Я проводил друга взглядом, наблюдая, как он едет сквозь неровный солнечный свет, мимо грота и городской библиотеки, затем поворачивает в полуденный трафик на Ист-Мэйн, словно отдавая дань более счастливым и более невинным временам накрахмаленным белым верхом и лоснящимися от полировки боками своего «кадди». Я вернулся к себе в кабинет, открыл «Гугл» и начал вводить слова «Париж», «трек» и «евреи» в разных комбинациях в поисковую строку.


Гретхен Хоровитц не пыталась бороться с природой мира. Она считала, что ни один из тех, кто хочет выжить, не стал бы этого делать. Мир — это гигантская воронка, закрепленная между облаками и преисподней, во вращающемся жерле которой непрерывно вертятся хищники, мошенники, профессиональные жертвы и стадные животные, обожающие маршировать строем. Гретхен не чувствовала жалости или сострадания по отношению к этим людям. Но существовала и пятая группа, чьи тельца были столь маленькими, что они были незаметны в водовороте жизни. Дети не определяли устройство мира и не имели возможности защитить себя от негодяев, охотившихся на них. Гретхен не спекулировала на тему жизни после смерти, возмездия или наказания, которые она могла принести. Вместо этого Гретхен Хоровитц хотела правосудия и максимального физического страдания для тех, кто приносит детям боль, причем уже в этой жизни, а не в следующей.

Даже пуля в лоб для таких людей казалась слишком уж мягкой судьбой. Но если сделать нечто большее, чем просто размазать их мозги по стене, то это дало бы им некую силу. Трое извращенцев, которых она прикончила за насилие над детьми, заслужили свою участь, говорила она себе. Они подписали себе приговор, когда объявили войну беззащитным. Но были еще двое, и эти двое были другими. Она не любила вспоминать о них. Гретхен говорила себе, что они были убийцами, садистами и наемными киллерами, работающими на мафию в Нью-Джерси. Они оба были вооружены и успели выстрелить, прежде чем сами получили пулю. Споры Гретхен с самой собой относительно судеб других людей обычно продолжались всю ночь до рассвета. Женщина по имени Карузо, быть может, и наводила ужас на обитателей преступного мира, но для Гретхен Хоровитц Карузо никогда не существовала.

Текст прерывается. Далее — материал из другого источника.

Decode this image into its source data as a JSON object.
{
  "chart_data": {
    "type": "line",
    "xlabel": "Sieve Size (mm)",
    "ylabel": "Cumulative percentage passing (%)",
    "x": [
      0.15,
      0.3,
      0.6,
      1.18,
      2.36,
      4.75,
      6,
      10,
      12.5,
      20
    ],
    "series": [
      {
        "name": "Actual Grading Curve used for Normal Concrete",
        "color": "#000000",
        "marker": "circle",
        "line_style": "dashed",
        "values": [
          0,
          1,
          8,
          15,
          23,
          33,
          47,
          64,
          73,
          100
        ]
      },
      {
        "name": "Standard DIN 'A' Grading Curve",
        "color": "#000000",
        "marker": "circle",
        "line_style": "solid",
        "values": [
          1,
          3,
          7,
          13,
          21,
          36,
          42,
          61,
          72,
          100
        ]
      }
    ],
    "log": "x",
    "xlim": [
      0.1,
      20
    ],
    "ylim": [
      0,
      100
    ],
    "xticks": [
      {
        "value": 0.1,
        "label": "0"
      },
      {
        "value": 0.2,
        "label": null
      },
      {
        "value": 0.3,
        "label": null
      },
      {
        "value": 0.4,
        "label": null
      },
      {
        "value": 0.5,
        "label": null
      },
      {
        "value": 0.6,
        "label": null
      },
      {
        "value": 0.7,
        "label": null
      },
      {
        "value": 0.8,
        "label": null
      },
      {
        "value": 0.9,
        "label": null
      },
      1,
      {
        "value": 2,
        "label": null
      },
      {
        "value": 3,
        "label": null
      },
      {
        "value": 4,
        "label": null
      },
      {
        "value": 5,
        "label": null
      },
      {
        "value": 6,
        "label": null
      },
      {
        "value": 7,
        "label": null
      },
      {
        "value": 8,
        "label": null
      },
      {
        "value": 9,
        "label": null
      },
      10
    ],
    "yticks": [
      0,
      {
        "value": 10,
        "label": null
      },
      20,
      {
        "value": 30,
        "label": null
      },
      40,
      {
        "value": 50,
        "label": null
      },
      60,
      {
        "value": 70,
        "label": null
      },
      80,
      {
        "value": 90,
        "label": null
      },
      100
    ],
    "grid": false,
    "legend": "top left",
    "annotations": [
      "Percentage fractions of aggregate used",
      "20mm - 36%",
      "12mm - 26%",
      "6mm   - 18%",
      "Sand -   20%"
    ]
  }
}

Гретхен сильно переживала, когда пошатнулась основа ее мира. Она даже точно не знала, в чем заключается эта основа, но она понимала, что основа — это предсказуемость, это значит не позволять другим людям причинить тебе боль. Не нужно ничего усложнять, все должно быть просто, как в этих анонимных группах, проходящих через свои двенадцать шагов. Это означает, что не надо лезть в проблемы других людей. Заботишься о себе, прикрываешь свой тыл и проводишь черту на песке, через которую никому не дозволено переступать. Ну а если кто-то начинал лезть тебе в душу, надо было просто взять его за яйца. Если он делал еще одну попытку, это становилось последним, что этот человек делал в своей жизни. А в промежутках можно было сделать и что-то хорошее. Например, найти младенцев, детей или девчонок, связавшихся с плохими парнями, причем не просто с сутенерами или наркоторговцами, а с теми, кому они доверяли и кто выкинул их, как использованную салфетку. И последнее — если ты находишь настоящего друга, человека бесстрашного и преданного, ты никогда не можешь его подвести, какую бы цену ни пришлось за это заплатить.

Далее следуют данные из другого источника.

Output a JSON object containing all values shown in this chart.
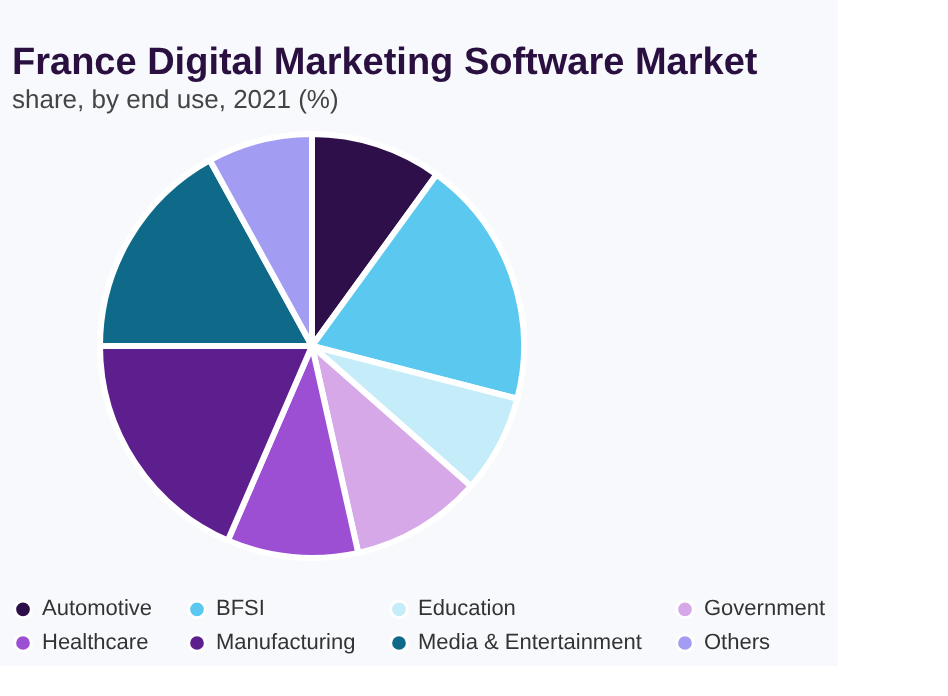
{
  "chart_data": {
    "type": "pie",
    "title": "France Digital Marketing Software Market",
    "subtitle": "share, by end use, 2021 (%)",
    "categories": [
      "Automotive",
      "BFSI",
      "Education",
      "Government",
      "Healthcare",
      "Manufacturing",
      "Media & Entertainment",
      "Others"
    ],
    "values": [
      10,
      19,
      7.5,
      10,
      10,
      18.5,
      17,
      8
    ],
    "colors": [
      "#2e0f4a",
      "#5bc8f0",
      "#c5ecf9",
      "#d6a8e8",
      "#9d4fd4",
      "#5e1f8e",
      "#0f6a8a",
      "#a29cf2"
    ],
    "legend": "bottom"
  }
}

Гретхен часто ловила себя на том, что ей хотелось бы, чтобы ее мать уснула от той дряни, что она курила, или от смеси кокаина и виски, которой она кололась, и не проснулась. Кэнди Хоровитц променяла детство своей дочери на наркоту и никогда никого и ничего не жалела кроме себя. Если повезет, тот гном с чемоданчиком просто перегрузит ее сердце, и она упокоится с миром, которого так и не смогла найти при жизни. Ведь это гораздо более подходящий способ уйти в мир иной, нежели плыть в вечность на крыльях ангелов, оставляющих за собой шлейф из героина. Это жестокая мысль, подумала Гретхен. Ее мать была ребенком, ничем не отличающимся от беззащитной девочки, которой была Гретхен, когда над ней измывались не менее полдюжины из ухажеров ее матери. А теперь Кэнди Хоровитц была в руках человека, сказавшего ее дочери о том, что засунет ее в мать в мясорубку или в железную вафельницу.

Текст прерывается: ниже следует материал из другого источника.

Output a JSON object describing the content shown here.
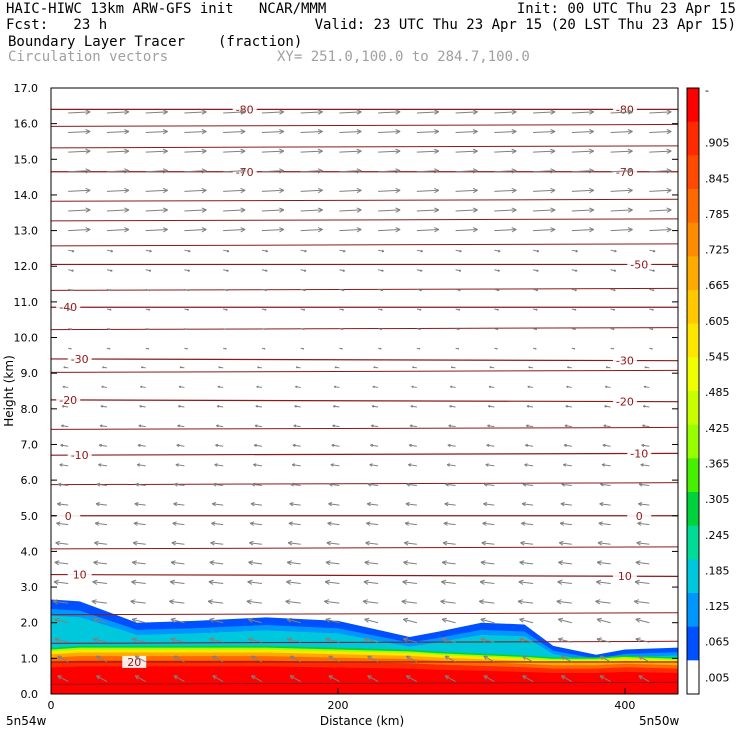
{
  "header": {
    "line1_left": "HAIC-HIWC 13km ARW-GFS init   NCAR/MMM",
    "line1_right": "Init: 00 UTC Thu 23 Apr 15",
    "line2_left": "Fcst:   23 h",
    "line2_right": "Valid: 23 UTC Thu 23 Apr 15 (20 LST Thu 23 Apr 15)",
    "field_name": "Boundary Layer Tracer",
    "field_units": "(fraction)",
    "overlay_name": "Circulation vectors",
    "xsec_info": "XY= 251.0,100.0 to 284.7,100.0"
  },
  "colors": {
    "contour": "#8b1a1a",
    "vector": "#808080",
    "frame": "#000000"
  },
  "chart_data": {
    "type": "heatmap",
    "title": "Boundary Layer Tracer (fraction)",
    "xlabel": "Distance (km)",
    "ylabel": "Height (km)",
    "xlim": [
      0,
      437
    ],
    "ylim": [
      0,
      17
    ],
    "x_ticks": [
      0,
      200,
      400
    ],
    "y_ticks": [
      0.0,
      1.0,
      2.0,
      3.0,
      4.0,
      5.0,
      6.0,
      7.0,
      8.0,
      9.0,
      10.0,
      11.0,
      12.0,
      13.0,
      14.0,
      15.0,
      16.0,
      17.0
    ],
    "y_tick_labels": [
      "0.0",
      "1.0",
      "2.0",
      "3.0",
      "4.0",
      "5.0",
      "6.0",
      "7.0",
      "8.0",
      "9.0",
      "10.0",
      "11.0",
      "12.0",
      "13.0",
      "14.0",
      "15.0",
      "16.0",
      "17.0"
    ],
    "x_endpoint_labels": [
      "5n54w",
      "5n50w"
    ],
    "colorbar": {
      "labels": [
        "-",
        ".905",
        ".845",
        ".785",
        ".725",
        ".665",
        ".605",
        ".545",
        ".485",
        ".425",
        ".365",
        ".305",
        ".245",
        ".185",
        ".125",
        ".065",
        ".005"
      ],
      "colors": [
        "#ff0000",
        "#ff2a00",
        "#ff4a00",
        "#ff6a00",
        "#ff8c00",
        "#ffaa00",
        "#ffc800",
        "#ffe600",
        "#f0ff00",
        "#c8ff00",
        "#96ff00",
        "#46f000",
        "#00d23c",
        "#00dc96",
        "#00c8dc",
        "#0096ff",
        "#0050ff",
        "#ffffff"
      ]
    },
    "tracer_top_km": [
      {
        "x": 0,
        "blue": 2.65,
        "orange": 1.2
      },
      {
        "x": 20,
        "blue": 2.6,
        "orange": 1.25
      },
      {
        "x": 40,
        "blue": 2.3,
        "orange": 1.25
      },
      {
        "x": 60,
        "blue": 2.0,
        "orange": 1.25
      },
      {
        "x": 100,
        "blue": 2.05,
        "orange": 1.25
      },
      {
        "x": 150,
        "blue": 2.15,
        "orange": 1.25
      },
      {
        "x": 200,
        "blue": 2.05,
        "orange": 1.2
      },
      {
        "x": 250,
        "blue": 1.6,
        "orange": 1.15
      },
      {
        "x": 270,
        "blue": 1.75,
        "orange": 1.1
      },
      {
        "x": 300,
        "blue": 2.0,
        "orange": 1.05
      },
      {
        "x": 330,
        "blue": 1.95,
        "orange": 1.0
      },
      {
        "x": 350,
        "blue": 1.35,
        "orange": 0.95
      },
      {
        "x": 380,
        "blue": 1.1,
        "orange": 0.95
      },
      {
        "x": 400,
        "blue": 1.25,
        "orange": 1.0
      },
      {
        "x": 437,
        "blue": 1.3,
        "orange": 0.95
      }
    ],
    "temperature_contours": [
      {
        "label": "-80",
        "y": [
          16.4,
          16.4
        ],
        "labels_at_x": [
          135,
          400
        ]
      },
      {
        "label": "-70",
        "y": [
          14.65,
          14.65
        ],
        "labels_at_x": [
          135,
          400
        ]
      },
      {
        "label": "-50",
        "y": [
          12.05,
          12.05
        ],
        "labels_at_x": [
          410
        ]
      },
      {
        "label": "-40",
        "y": [
          10.85,
          10.85
        ],
        "labels_at_x": [
          12
        ]
      },
      {
        "label": "-30",
        "y": [
          9.4,
          9.35
        ],
        "labels_at_x": [
          20,
          400
        ]
      },
      {
        "label": "-20",
        "y": [
          8.25,
          8.2
        ],
        "labels_at_x": [
          12,
          400
        ]
      },
      {
        "label": "-10",
        "y": [
          6.7,
          6.75
        ],
        "labels_at_x": [
          20,
          410
        ]
      },
      {
        "label": "0",
        "y": [
          5.0,
          5.0
        ],
        "labels_at_x": [
          12,
          410
        ]
      },
      {
        "label": "10",
        "y": [
          3.35,
          3.3
        ],
        "labels_at_x": [
          20,
          400
        ]
      },
      {
        "label": "20",
        "y": [
          0.9,
          0.9
        ],
        "labels_at_x": [
          58
        ]
      }
    ],
    "isentrope_levels_km": [
      0.3,
      1.45,
      2.25,
      4.1,
      5.9,
      7.45,
      9.05,
      10.25,
      11.35,
      12.6,
      13.3,
      13.85,
      15.35,
      15.95
    ]
  }
}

Гретхен выехала на четырехполосное шоссе в направлении Нового Орлеана. Пикап «Форд», купленный у Ти Куна, был просто сказкой — крыша была опущена так, что окна смотрелись как бойницы в пулеметном дзоте, кузов опущен на раме чуть ли не до земли, двигатель «Мерк» тюнингован двойными карбюраторами и проточенным распредвалом с фрезерованными кулачками. Двойные голливудские глушители, вероятно, были намеренно наполнены моторным маслом для того, чтобы науглеродить фильтры и достичь глубокого рычания, эхом отскакивающего от асфальта, словно мягкий гром. В Морган-сити она застряла за двумя грузовиками на высоком мосту через реку Атчафалайа. Наконец-то между двумя полосами появился узкий просвет, Гретхен резко переключилась на вторую передачу и вдавила педаль газа в пол, обойдя тяжеловозы так резко, что оба водителя инстинктивно вильнули в стороны. Меньше чем через десять секунд грузовики в зеркале заднего вида превратились в маленькие игрушки.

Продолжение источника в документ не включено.